Dans les moites et chauds tréfonds d’Amsterdam, Jean-Baptiste Clamence, jadis brillant avocat parisien, charmeur, croqueur de vie cynique, égocentrique absolu, homme comblé de lui-même et superficiel, nous conte sa propre déchéance morale, assumée de fait, sous la forme théâtrale du jugement. Un dégoût profond de son être mis en lumière, à l’apogée de sa gloire, avec le désespoir qu’il a ressenti à ne pouvoir réussir à sauver une jeune fille suicidaire sous un pont de Paris. Jean-Baptiste Clamence, homme auto-déchu, vient se confesser, se mettant à nu pour mieux se juger, nous juger, un réquisitoire mortifié et masochiste. Une tentative, vaine, de retrouver un peu de l’Homme qu’il n’a peut-être jamais été. Que nous ne sommes pas.

Raymond Vinciguerra en propose une mise-en-scène épurée, moderne, trempant l’âme de ce déchu, au sein des mots de Camus. Enivrante proposition qui ne laisse d’autre choix que plonger dans ce tourment, spectateurs passagers malgré-nous de cette inévitable dérive. Divagation d’un homme hanté par la présence spectrale de son démon… Et, peut-être, seulement lui-même ?
L’Amour égocentrique de Clamence pour les femmes, se vautrant dans leur chair, est intelligemment esquissé par le truchement de la vidéo, un « effeuillage » relevant quasiment du cabaret burlesque. Clamence, est dans son rôle de triste clown se déshabillant l’âme et le cœur, pour mieux nous renvoyer à nos propres bassesses et regrets, jusqu’au dépeçage impudique. Une utilisation d’ailleurs assez fine de la vidéo qui, sans trop en appuyer les tenants, confère une teinte et une atmosphère certaines. Procédé agrémenté d’une ambiance musicale idoine.

Philippe Séjourné est Clamence ! Accusateur, juge, victime, bourreau, Clamence est tout à la fois. Philippe Séjourné s’enivre, nous enivre de ses paroles, nous abreuve jusqu’au trop-plein d’émotions contradictoires. Sans jamais nous faire perdre le fil, sans que nous puissions un seul instant décrocher du texte de Camus.
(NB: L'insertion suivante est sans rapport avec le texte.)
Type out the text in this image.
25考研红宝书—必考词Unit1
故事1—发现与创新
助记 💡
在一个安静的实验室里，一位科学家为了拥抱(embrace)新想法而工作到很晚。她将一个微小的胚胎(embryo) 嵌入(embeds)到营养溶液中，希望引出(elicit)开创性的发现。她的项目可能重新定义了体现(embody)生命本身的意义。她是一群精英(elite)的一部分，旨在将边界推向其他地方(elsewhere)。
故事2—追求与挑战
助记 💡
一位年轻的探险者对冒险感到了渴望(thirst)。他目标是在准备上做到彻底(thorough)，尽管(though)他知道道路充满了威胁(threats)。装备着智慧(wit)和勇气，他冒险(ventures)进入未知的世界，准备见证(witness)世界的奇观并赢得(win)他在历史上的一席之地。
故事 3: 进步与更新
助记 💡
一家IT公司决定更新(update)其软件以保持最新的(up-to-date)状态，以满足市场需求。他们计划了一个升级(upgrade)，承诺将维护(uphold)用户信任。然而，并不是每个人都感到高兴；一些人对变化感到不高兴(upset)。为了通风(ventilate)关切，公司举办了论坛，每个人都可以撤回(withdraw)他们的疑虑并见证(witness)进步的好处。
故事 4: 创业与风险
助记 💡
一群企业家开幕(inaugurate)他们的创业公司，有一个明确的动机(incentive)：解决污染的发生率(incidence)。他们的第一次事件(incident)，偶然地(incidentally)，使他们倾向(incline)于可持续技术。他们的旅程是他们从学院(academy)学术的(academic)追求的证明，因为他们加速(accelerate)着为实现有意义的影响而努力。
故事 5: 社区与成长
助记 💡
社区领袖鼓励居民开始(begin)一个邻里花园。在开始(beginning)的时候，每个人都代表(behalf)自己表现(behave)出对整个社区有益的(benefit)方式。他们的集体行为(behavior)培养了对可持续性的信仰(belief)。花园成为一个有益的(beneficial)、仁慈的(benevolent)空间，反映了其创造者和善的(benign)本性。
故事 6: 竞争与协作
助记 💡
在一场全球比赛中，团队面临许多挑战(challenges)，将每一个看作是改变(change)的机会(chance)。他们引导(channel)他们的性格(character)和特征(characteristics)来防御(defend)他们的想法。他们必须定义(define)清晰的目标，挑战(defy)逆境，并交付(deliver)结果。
L’adresse publique, un peu marquée, nécessairement induite par la proximité d’avec les spectateurs, détourne quelque peu du recul indispensable à une écoute distanciée du propos, mais Philippe Séjourné sait prendre le spectateur par la main pour l’emmener avec lui vers les bas-fonds de l’âme, habités de fantômes. Tel un ogre sur la scène, il ouvre ses bras, impossible de lui échapper, ni d’échapper au texte de Camus, pas plus qu’à la vision de Raymond Vinciguerra, claire, sensible et intelligente.